LISBONA - Vitor Baia appende i guantoni al chiodo: il 37enne portiere di Barcellona e soprattutto Porto (dove ha disputato l'ultima stagione), dopo vent'anni di carriera ha annunciato l'addio al calcio giocato, ma continuera' a lavorare per il club campione di Portogallo come portavoce e direttore delle relazioni esterne. "Sono orgoglioso dei miei vent'anni di carriera - ha detto Vitor Baia in conferenza stampa -. Voglio ringraziare tutti quelli che mi sono stati a fianco, sia nel Porto che nel Barcellona".

Anche la Samp sulle tracce di Giuly

BARCELLONA - Dopo Monaco e Marsiglia, anche la Sampdoria si sarebbe fatta avanti per Ludovic Giuly. Secondo il quotidiano catalano "Sport", l'attaccante esterno del Barcellona, anche se ha un contratto fino al 2008, sta pensando di andare via dopo aver perso il posto di titolare e si sta guardando in giro, pronto a cambiare aria. Sulle sue tracce anche i blucerchiati ma il vero ostacolo, a parte la clausola di rescissione che ammonta a 60 milioni di euro, e' il suo alto ingaggio.

Il Manchester su Quagliarella?

MANCHESTER - Un campionato ad alti livelli, poi la consacrazione con la doppietta in Nazionale segnata alla Lituania: Fabio Quagliarella piace molto non solo in Italia, e il Manchester United e' cosi' pronto a sferrare un'offensiva per assicurarsi il bomber in comproprieta' tra Sampdoria e Udinese. Secondo il "Daily Express", i Red Devils sono pronti a formulare un'offerta di 10 milioni di sterline (circa 15 milioni di euro) per far fronte all'assenza di Louis Saha che, operato ieri, non sara' disponibile prima di novembre. Nei giorni scorsi i dirigenti di Samp e Udinese, che entro mercoledi' prossimo decideranno il futuro di Quagliarella, hanno fissato il prezzo in 15-20 milioni di euro.

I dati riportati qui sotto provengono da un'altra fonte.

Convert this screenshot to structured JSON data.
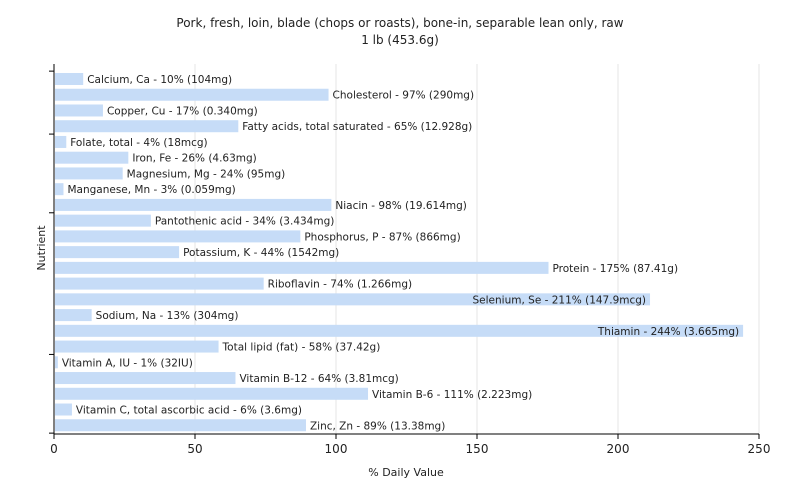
{
  "chart_data": {
    "type": "bar",
    "orientation": "horizontal",
    "title": "Pork, fresh, loin, blade (chops or roasts), bone-in, separable lean only, raw",
    "subtitle": "1 lb (453.6g)",
    "xlabel": "% Daily Value",
    "ylabel": "Nutrient",
    "xlim": [
      0,
      250
    ],
    "xticks": [
      0,
      50,
      100,
      150,
      200,
      250
    ],
    "grid": true,
    "bar_color": "#c6dcf7",
    "categories": [
      "Calcium, Ca",
      "Cholesterol",
      "Copper, Cu",
      "Fatty acids, total saturated",
      "Folate, total",
      "Iron, Fe",
      "Magnesium, Mg",
      "Manganese, Mn",
      "Niacin",
      "Pantothenic acid",
      "Phosphorus, P",
      "Potassium, K",
      "Protein",
      "Riboflavin",
      "Selenium, Se",
      "Sodium, Na",
      "Thiamin",
      "Total lipid (fat)",
      "Vitamin A, IU",
      "Vitamin B-12",
      "Vitamin B-6",
      "Vitamin C, total ascorbic acid",
      "Zinc, Zn"
    ],
    "values": [
      10,
      97,
      17,
      65,
      4,
      26,
      24,
      3,
      98,
      34,
      87,
      44,
      175,
      74,
      211,
      13,
      244,
      58,
      1,
      64,
      111,
      6,
      89
    ],
    "labels": [
      "Calcium, Ca - 10% (104mg)",
      "Cholesterol - 97% (290mg)",
      "Copper, Cu - 17% (0.340mg)",
      "Fatty acids, total saturated - 65% (12.928g)",
      "Folate, total - 4% (18mcg)",
      "Iron, Fe - 26% (4.63mg)",
      "Magnesium, Mg - 24% (95mg)",
      "Manganese, Mn - 3% (0.059mg)",
      "Niacin - 98% (19.614mg)",
      "Pantothenic acid - 34% (3.434mg)",
      "Phosphorus, P - 87% (866mg)",
      "Potassium, K - 44% (1542mg)",
      "Protein - 175% (87.41g)",
      "Riboflavin - 74% (1.266mg)",
      "Selenium, Se - 211% (147.9mcg)",
      "Sodium, Na - 13% (304mg)",
      "Thiamin - 244% (3.665mg)",
      "Total lipid (fat) - 58% (37.42g)",
      "Vitamin A, IU - 1% (32IU)",
      "Vitamin B-12 - 64% (3.81mcg)",
      "Vitamin B-6 - 111% (2.223mg)",
      "Vitamin C, total ascorbic acid - 6% (3.6mg)",
      "Zinc, Zn - 89% (13.38mg)"
    ]
  }
}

Recoba saluta l'Inter. Destinazione Madrid

MILANO - A Milano sono cresciuto come calciatore, ma adesso devo cambiare. Ho bisogno di tornare a sentirmi protagonista, voglio giocare e l'Atletico Madrid non e' certo una squadra qualsiasi". Alvaro Recoba saluta l'Inter, e lo fa attraverso le pagine del quotidiano sportivo 'As', al quale l'uruguaiano annuncia l'intenzione di cambiare aria, molto probabilmente destinazione Madrid, sponda Atletico. "Questo e' uno dei club storici piu' importanti -spiega il Chino, dimostrando di gradire molto l'interesse dei colchoneros-. Si apre per una nuova possibilita', che mi attrae moltissimo: e' una grande occasione".

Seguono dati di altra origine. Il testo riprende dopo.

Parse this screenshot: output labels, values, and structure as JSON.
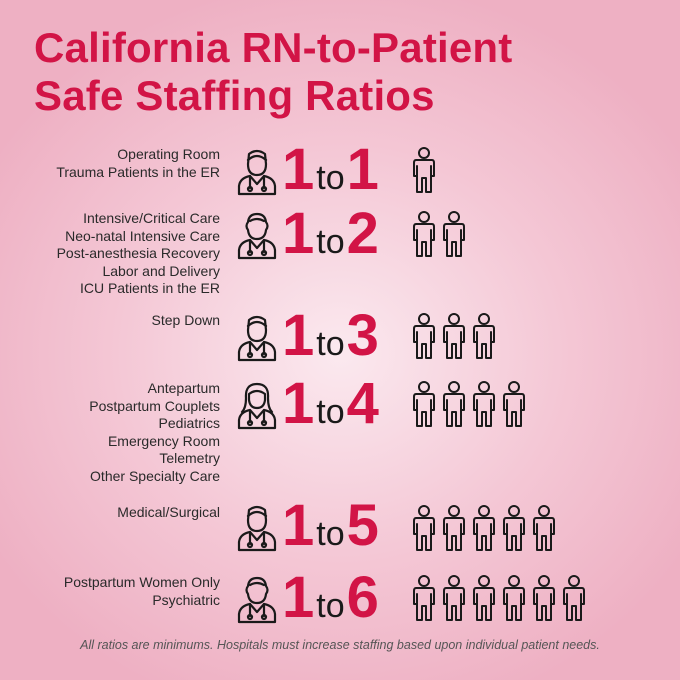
{
  "title": {
    "line1": "California RN-to-Patient",
    "line2": "Safe Staffing Ratios"
  },
  "rows": [
    {
      "labels": [
        "Operating Room",
        "Trauma Patients in the ER"
      ],
      "nurse": "1",
      "to": "to",
      "patients": "1",
      "patient_count": 1
    },
    {
      "labels": [
        "Intensive/Critical Care",
        "Neo-natal Intensive Care",
        "Post-anesthesia Recovery",
        "Labor and Delivery",
        "ICU Patients in the ER"
      ],
      "nurse": "1",
      "to": "to",
      "patients": "2",
      "patient_count": 2
    },
    {
      "labels": [
        "Step Down"
      ],
      "nurse": "1",
      "to": "to",
      "patients": "3",
      "patient_count": 3
    },
    {
      "labels": [
        "Antepartum",
        "Postpartum Couplets",
        "Pediatrics",
        "Emergency Room",
        "Telemetry",
        "Other Specialty Care"
      ],
      "nurse": "1",
      "to": "to",
      "patients": "4",
      "patient_count": 4
    },
    {
      "labels": [
        "Medical/Surgical"
      ],
      "nurse": "1",
      "to": "to",
      "patients": "5",
      "patient_count": 5
    },
    {
      "labels": [
        "Postpartum Women Only",
        "Psychiatric"
      ],
      "nurse": "1",
      "to": "to",
      "patients": "6",
      "patient_count": 6
    }
  ],
  "footnote": "All ratios are minimums. Hospitals must increase staffing based upon individual patient needs.",
  "colors": {
    "accent": "#d21446",
    "text": "#2a2a2a",
    "icon": "#1a1a1a"
  },
  "icons": {
    "nurse": "nurse-icon",
    "patient": "patient-icon"
  }
}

Recoba conferma che con Massimo Moratti c'e' gia' un 'gentlemen agreement' affinche' l'uruguaiano possa andarsene se ricevesse una buona offerta. "Ci siamo incontrati la scorsa settimana: per capirci, non e' stato un normale incontro tra presidente e giocatore, il mio legame con Massimo e' molto speciale. E' lui il 'colpevole' della mia permanenza a Milano per cosi' tanto tempo, nonostante in certi periodi non abbia brillato per continuita'". L'attestato di stima verso Moratti e l'Inter pero' non finisce qui. "Non vorrei mai giocare contro l'Inter, e lui non chiedera' mai un euro di piu' per me se mi cercasse un club straniero, anche se mi manca un anno di contratto. E' un modo per rendere piu' facile il nostro 'arrivederci'".